「100年の道のり」(36)-プロ野球の歴史(菅谷 齊=共同通信)

◎テキサス州まで遠征、沢村は11勝
 巨人は第2回米国遠征に向かった。1936年(昭和11年)2月半ばのことである。
 1月14日に静岡市に集合し、キャンプは翌日から2月11日まで練習と試合を行い、渡米に備えた。この期間の狙いは、走力をつけ、肩を強くし、バットスイングの力を増す、というものだった。
 秩父丸に乗船し、横浜港を発ったのは、キャンプインから1か月後のことだった。向かうはサンフランシスコである。
 メンバーは次の通り。
▽監督=浅沼誉夫
 ▽GM=安楽兼直
 ▽主将=津田四郎(内野手)
▽投手=青柴憲一、沢村栄治、畑福俊英、ビクトル・スタルヒン
▽捕手=倉信雄、中山武、内堀保
 ▽内野手=永沢富士雄、白石敏男、田部武雄、水原茂、筒井修
 ▽外野手=山本栄一郎、中島治康、林清一
 ベーブ・ルースを来日した時に力を発揮した鈴木惣太郎は先乗りして迎える準備をしていた。三原脩、苅田久徳は参加していない。
 今回は中西部まで足を延ばした。カリフォルニア州からスタートし、アリゾナ州を経てテキサス州、オクラホマ州。その後、ユタ州からアイダホ州、オレゴン州、西海岸のワシントン州。そしてカナダで終えた。

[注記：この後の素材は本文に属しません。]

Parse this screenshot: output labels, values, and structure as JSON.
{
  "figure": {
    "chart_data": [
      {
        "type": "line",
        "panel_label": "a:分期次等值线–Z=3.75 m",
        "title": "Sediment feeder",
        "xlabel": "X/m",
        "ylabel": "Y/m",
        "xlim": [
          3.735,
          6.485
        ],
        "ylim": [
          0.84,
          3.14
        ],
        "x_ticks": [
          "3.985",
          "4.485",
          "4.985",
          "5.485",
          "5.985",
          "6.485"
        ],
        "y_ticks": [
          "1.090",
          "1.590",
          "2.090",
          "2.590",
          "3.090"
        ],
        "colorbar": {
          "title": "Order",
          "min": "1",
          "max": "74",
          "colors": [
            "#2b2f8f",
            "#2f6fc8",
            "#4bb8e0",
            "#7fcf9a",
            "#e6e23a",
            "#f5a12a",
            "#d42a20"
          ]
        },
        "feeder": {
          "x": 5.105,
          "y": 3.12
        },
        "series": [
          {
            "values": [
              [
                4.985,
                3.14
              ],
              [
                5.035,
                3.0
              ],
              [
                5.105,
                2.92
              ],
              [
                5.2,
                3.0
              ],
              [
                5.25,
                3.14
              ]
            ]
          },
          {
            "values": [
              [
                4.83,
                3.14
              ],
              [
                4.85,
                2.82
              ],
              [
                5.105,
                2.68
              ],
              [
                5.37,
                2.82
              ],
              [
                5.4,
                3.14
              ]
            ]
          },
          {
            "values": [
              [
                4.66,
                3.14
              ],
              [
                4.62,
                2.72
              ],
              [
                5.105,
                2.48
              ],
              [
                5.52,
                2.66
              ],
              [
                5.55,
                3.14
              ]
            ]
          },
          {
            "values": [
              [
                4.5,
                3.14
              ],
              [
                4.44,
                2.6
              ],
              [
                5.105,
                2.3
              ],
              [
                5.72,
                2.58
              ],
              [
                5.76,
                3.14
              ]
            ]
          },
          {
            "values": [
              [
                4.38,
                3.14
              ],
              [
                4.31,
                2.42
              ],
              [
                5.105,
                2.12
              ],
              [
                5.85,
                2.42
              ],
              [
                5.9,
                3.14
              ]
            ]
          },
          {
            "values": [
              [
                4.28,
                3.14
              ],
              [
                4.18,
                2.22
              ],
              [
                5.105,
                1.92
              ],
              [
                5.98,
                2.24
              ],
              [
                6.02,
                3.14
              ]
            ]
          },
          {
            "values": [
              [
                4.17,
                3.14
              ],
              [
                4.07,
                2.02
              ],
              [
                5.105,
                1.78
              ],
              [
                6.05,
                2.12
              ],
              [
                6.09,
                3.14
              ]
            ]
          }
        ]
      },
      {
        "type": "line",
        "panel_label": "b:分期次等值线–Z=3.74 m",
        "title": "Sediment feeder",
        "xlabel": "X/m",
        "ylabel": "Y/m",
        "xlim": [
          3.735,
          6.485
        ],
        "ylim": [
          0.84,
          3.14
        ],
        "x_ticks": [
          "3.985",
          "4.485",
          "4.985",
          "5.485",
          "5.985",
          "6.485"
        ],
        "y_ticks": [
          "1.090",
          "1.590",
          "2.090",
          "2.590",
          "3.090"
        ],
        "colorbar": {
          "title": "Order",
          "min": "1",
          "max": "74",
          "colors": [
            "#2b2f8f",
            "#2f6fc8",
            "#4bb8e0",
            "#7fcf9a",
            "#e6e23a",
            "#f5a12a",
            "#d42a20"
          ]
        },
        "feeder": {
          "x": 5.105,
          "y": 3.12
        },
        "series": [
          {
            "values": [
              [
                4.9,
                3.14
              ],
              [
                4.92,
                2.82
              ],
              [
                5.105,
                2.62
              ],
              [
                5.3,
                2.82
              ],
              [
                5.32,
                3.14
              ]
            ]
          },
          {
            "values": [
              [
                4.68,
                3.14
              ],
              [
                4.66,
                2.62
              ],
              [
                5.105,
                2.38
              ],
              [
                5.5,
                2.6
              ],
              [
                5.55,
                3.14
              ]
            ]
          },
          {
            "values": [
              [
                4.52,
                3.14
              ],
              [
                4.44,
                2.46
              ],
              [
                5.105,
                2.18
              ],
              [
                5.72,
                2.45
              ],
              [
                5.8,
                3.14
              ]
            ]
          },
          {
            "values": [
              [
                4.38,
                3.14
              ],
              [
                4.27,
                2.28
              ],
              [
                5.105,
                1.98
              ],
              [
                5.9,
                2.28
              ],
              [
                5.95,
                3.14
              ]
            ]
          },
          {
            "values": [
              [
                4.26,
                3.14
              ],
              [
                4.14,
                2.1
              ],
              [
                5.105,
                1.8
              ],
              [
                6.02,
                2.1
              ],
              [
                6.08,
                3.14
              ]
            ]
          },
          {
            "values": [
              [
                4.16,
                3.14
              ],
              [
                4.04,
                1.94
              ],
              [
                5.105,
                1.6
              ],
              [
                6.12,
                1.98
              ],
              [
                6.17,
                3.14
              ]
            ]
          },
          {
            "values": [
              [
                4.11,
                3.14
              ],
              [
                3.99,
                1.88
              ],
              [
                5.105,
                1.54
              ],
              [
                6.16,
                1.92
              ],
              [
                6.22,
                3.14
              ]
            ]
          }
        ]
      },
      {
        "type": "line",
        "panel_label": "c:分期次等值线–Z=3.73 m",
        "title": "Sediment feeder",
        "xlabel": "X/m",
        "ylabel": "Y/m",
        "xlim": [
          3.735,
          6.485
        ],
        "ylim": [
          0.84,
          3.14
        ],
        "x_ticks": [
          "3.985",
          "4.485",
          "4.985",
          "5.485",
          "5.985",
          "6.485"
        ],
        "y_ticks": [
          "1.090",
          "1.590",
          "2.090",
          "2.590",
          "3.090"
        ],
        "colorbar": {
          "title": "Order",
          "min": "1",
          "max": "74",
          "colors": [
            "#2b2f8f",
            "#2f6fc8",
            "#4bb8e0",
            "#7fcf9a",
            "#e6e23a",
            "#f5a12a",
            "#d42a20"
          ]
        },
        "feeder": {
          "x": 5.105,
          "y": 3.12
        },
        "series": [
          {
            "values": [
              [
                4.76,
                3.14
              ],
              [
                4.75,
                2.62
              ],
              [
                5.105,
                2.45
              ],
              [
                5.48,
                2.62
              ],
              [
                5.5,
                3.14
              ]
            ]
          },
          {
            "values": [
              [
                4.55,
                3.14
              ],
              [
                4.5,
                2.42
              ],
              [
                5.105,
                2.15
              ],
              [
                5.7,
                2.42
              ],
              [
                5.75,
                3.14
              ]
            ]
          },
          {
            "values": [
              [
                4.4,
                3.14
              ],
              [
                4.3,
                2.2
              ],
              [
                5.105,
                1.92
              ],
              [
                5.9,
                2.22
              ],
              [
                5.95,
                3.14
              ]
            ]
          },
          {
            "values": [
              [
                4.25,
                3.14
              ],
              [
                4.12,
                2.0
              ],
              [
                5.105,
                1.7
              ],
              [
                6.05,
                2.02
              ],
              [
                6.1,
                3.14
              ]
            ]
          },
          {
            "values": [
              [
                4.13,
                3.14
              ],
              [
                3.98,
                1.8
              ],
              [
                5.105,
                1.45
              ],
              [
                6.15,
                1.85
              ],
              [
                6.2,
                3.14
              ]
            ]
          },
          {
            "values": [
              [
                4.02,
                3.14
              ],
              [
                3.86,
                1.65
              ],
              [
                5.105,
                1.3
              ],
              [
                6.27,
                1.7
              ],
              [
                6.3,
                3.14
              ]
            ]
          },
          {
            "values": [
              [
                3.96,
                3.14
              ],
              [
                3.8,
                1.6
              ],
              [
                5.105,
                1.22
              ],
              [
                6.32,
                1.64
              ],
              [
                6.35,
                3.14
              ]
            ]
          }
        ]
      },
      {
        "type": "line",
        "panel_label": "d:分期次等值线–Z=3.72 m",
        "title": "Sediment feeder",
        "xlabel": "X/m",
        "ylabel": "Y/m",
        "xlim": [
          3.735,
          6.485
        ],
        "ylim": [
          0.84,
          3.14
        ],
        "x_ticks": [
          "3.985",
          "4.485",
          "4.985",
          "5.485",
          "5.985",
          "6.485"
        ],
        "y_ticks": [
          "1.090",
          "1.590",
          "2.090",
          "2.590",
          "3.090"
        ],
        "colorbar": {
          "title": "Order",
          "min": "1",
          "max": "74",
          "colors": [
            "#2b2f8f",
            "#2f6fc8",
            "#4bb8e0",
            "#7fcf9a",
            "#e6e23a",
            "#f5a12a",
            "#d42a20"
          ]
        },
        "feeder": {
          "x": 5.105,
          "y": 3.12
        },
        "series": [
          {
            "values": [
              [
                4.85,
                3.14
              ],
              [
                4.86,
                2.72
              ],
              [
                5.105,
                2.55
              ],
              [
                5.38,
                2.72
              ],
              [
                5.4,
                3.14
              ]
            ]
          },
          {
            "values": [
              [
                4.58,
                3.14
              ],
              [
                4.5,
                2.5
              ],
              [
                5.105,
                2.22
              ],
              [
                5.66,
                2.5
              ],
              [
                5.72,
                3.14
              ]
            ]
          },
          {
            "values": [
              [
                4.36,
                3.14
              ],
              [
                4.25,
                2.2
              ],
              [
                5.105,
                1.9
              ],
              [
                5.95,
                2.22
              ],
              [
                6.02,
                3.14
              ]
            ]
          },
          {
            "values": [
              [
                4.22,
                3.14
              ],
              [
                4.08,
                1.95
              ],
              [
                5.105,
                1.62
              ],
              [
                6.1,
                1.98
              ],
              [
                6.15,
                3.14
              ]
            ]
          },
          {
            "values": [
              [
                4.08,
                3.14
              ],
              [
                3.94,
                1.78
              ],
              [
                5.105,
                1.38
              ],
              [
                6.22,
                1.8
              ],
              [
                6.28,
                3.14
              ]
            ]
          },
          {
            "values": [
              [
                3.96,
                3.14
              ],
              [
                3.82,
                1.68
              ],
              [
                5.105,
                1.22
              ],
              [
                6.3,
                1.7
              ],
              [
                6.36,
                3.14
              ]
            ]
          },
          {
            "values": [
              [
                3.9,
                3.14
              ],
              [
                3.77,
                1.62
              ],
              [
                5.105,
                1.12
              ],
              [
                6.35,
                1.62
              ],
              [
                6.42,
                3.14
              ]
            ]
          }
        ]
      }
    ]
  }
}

 73試合を行い、42勝32敗1分け。勝率5割8分8厘だった。
 内容を見ると、大リーグ傘下のパシフィック・コーストリーグのチームとは4勝12敗、その下部とは4勝9敗と、プロに歯が立たなかった。
 投手陣の成績は平均していた。
 ▽畑福11勝9敗
▽沢村11勝11敗
 ▽青柴10勝4敗
 ▽スタルヒン9勝7敗
 打者では中島が2割8分1厘でトップ。この遠征で速球の打ち方を学び、日本初の三冠王の基礎を作った。
 守備では水原の緩いゴロの処理が評判となった。慶大時代のプレーは健在だった。遊撃の白石も目立った。